In my notebook, I have setup a utility for logging so that I can debug DSX scheduled notebooks:
# utility method for logging
log4jLogger = sc._jvm.org.apache.log4j
LOGGER = log4jLogger.LogManager.getLogger("CloudantRecommender")
def info(*args):
# sends output to notebook
print(args)
# sends output to kernel log file
LOGGER.info(args)
Using it like so:
info("some log output")
If I check the log files I can see my logout is getting written:
! grep 'CloudantRecommender' $HOME/logs/notebook/*pyspark*
kernel-pyspark-20170105_164844.log:17/01/05 10:49:08 INFO CloudantRecommender: [Starting load from Cloudant: , 2017-01-05 10:49:08]
kernel-pyspark-20170105_164844.log:17/01/05 10:53:21 INFO CloudantRecommender: [Finished load from Cloudant: , 2017-01-05 10:53:21]

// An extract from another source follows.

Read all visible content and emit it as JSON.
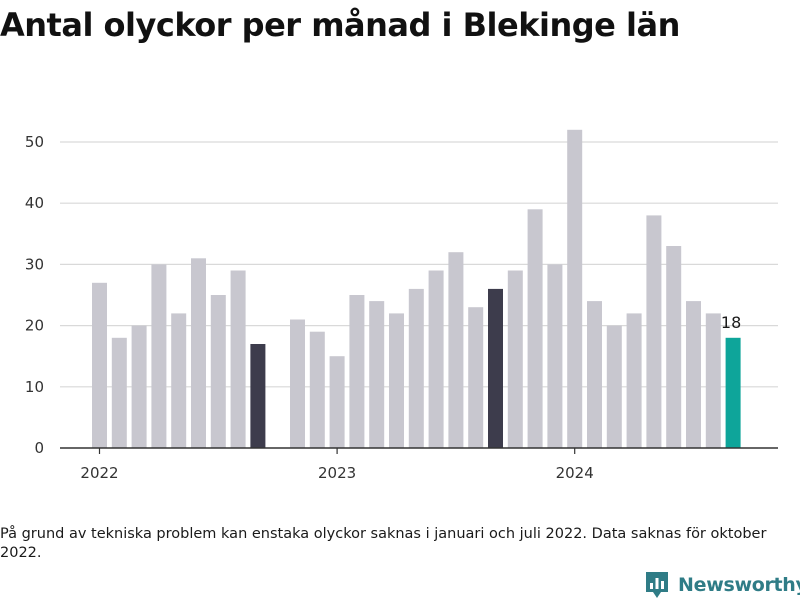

However, when the notebook runs as a scheduled job log output doesn't seem to be going to the kernel-pyspark-*.log file.
How can I write log output in DSX scheduled notebooks for debugging purposes?
The logging code actually works ok. The problem was that the schedule was pointing to an older version of the notebook that did not have any logging statements in it!